Re: [PATCH] mm/vmstat: Reduce zone lock hold time when reading /proc/pagetypeinfo

From: Mel Gorman
Date: Wed Oct 23 2019 - 04:31:51 EST


On Tue, Oct 22, 2019 at 06:57:45PM +0200, Michal Hocko wrote:
> [Cc Mel]
>
> On Tue 22-10-19 12:21:56, Waiman Long wrote:
> > The pagetypeinfo_showfree_print() function prints out the number of
> > free blocks for each of the page orders and migrate types. The current
> > code just iterates the each of the free lists to get counts. There are
> > bug reports about hard lockup panics when reading the /proc/pagetyeinfo
> > file just because it look too long to iterate all the free lists within
> > a zone while holing the zone lock with irq disabled.
> >
> > Given the fact that /proc/pagetypeinfo is readable by all, the possiblity
> > of crashing a system by the simple act of reading /proc/pagetypeinfo
> > by any user is a security problem that needs to be addressed.
>
> Should we make the file 0400? It is a useful thing when debugging but
> not something regular users would really need for life.
>

I think this would be useful in general. The information is not that
useful outside of debugging. Even then it's only useful when trying to
get a handle on why a path like compaction is taking too long.

> > There is a free_area structure associated with each page order. There
> > is also a nr_free count within the free_area for all the different
> > migration types combined. Tracking the number of free list entries
> > for each migration type will probably add some overhead to the fast
> > paths like moving pages from one migration type to another which may
> > not be desirable.
>
> Have you tried to measure that overhead?
>

I would prefer this option not be taken. It would increase the cost of
watermark calculations which is a relatively fast path.

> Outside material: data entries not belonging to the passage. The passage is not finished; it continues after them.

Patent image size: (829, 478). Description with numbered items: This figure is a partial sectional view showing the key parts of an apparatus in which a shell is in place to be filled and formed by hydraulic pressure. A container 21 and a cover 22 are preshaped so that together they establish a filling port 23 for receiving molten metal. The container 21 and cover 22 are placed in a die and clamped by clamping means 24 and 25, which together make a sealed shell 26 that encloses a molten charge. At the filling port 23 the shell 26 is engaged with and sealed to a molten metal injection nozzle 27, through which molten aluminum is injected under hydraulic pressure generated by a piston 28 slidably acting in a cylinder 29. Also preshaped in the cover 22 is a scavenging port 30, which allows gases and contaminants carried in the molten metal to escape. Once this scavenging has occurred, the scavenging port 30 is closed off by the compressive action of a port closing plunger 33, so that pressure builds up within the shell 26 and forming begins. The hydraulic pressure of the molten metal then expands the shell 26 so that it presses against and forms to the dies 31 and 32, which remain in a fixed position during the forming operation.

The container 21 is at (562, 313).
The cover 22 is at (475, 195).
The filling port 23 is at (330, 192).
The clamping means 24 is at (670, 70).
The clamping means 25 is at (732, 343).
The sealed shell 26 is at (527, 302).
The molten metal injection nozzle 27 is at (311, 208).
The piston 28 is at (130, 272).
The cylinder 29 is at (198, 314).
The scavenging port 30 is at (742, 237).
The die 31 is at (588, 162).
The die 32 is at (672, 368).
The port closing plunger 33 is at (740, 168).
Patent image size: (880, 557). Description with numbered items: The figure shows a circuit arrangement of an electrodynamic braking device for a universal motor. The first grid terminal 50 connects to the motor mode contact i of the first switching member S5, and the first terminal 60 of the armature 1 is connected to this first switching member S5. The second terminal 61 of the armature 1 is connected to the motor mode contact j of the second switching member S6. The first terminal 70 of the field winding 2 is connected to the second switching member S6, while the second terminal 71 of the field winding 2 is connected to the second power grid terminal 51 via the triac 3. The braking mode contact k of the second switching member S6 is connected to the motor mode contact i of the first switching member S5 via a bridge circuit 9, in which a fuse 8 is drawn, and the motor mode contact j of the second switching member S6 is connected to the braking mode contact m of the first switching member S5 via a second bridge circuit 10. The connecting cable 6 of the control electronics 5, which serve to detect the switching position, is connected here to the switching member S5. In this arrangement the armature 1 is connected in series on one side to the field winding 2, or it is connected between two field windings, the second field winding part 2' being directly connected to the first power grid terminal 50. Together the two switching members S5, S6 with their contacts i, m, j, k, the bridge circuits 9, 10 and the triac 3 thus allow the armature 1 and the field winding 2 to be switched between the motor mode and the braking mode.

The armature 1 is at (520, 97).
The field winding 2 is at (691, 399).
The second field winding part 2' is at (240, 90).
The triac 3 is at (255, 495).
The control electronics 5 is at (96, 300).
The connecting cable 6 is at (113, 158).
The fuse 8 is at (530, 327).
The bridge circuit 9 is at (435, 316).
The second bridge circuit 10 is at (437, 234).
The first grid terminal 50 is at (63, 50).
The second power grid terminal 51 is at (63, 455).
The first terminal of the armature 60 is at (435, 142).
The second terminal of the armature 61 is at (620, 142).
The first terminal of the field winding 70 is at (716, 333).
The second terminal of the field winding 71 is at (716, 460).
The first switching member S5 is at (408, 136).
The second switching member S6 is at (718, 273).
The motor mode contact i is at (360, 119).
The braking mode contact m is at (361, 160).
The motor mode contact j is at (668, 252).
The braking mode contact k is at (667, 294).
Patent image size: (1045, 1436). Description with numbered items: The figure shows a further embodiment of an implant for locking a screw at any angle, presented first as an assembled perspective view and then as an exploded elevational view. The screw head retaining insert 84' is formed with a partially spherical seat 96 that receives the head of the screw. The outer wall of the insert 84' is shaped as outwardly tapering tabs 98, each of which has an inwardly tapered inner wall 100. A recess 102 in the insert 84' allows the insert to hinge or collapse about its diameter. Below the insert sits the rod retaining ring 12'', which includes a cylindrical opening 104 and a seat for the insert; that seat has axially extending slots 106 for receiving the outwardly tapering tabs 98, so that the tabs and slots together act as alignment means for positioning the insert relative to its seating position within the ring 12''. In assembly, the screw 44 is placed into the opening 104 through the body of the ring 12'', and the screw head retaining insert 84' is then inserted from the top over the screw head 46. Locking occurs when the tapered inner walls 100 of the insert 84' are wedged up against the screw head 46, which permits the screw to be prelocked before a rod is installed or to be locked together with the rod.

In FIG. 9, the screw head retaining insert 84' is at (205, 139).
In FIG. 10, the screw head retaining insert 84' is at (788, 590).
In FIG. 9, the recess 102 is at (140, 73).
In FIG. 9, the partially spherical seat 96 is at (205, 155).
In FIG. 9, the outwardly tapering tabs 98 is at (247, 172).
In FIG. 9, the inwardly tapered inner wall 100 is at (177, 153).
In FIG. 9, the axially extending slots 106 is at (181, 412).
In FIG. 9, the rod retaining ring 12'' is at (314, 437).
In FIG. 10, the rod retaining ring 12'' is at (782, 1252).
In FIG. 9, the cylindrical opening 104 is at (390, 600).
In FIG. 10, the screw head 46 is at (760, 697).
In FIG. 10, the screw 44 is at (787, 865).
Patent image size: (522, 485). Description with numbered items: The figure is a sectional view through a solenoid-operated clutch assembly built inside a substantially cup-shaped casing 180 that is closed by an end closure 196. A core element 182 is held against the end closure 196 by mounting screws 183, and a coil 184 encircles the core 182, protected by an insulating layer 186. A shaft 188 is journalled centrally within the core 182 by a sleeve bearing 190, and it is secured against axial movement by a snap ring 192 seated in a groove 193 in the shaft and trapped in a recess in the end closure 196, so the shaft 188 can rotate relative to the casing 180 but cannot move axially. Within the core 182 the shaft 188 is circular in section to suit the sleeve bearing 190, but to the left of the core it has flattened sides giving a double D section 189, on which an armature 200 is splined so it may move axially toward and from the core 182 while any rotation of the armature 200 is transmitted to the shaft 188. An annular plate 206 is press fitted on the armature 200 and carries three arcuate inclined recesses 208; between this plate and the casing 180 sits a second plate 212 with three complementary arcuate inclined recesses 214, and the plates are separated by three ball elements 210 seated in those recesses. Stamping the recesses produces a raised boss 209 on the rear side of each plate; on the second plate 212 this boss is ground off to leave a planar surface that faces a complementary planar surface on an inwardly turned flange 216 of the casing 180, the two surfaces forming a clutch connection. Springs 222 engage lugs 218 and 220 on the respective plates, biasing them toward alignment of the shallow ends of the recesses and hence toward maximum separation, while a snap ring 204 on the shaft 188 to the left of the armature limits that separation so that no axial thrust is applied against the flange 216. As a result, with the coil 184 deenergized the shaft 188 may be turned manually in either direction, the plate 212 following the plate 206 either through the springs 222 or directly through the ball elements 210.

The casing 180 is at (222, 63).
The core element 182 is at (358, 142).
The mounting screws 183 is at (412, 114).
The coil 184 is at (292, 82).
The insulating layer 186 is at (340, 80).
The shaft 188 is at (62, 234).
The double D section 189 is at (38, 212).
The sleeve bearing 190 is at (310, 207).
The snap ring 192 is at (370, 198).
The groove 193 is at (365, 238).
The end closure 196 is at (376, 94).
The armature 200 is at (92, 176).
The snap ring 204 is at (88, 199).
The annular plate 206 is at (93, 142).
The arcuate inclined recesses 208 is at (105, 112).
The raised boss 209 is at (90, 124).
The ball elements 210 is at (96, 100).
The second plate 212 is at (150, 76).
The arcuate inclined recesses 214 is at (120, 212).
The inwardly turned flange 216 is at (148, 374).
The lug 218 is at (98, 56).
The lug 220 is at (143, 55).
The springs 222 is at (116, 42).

> > we can actually skip iterating the list of one of the migration types
> > and used nr_free to compute the missing count. Since MIGRATE_MOVABLE
> > is usually the largest one on large memory systems, this is the one
> > to be skipped. Since the printing order is migration-type => order, we
> > will have to store the counts in an internal 2D array before printing
> > them out.
> >
> > Even by skipping the MIGRATE_MOVABLE pages, we may still be holding the
> > zone lock for too long blocking out other zone lock waiters from being
> > run. This can be problematic for systems with large amount of memory.
> > So a check is added to temporarily release the lock and reschedule if
> > more than 64k of list entries have been iterated for each order. With
> > a MAX_ORDER of 11, the worst case will be iterating about 700k of list
> > entries before releasing the lock.
>
> But you are still iterating through the whole free_list at once so if it
> gets really large then this is still possible. I think it would be
> preferable to use per migratetype nr_free if it doesn't cause any
> regressions.
>

I think it will. The patch as it is contains the overhead within the
reader of the pagetypeinfo proc file which is a non-critical path. The
page allocator paths on the other hand is very important.

--
Mel Gorman
SUSE Labs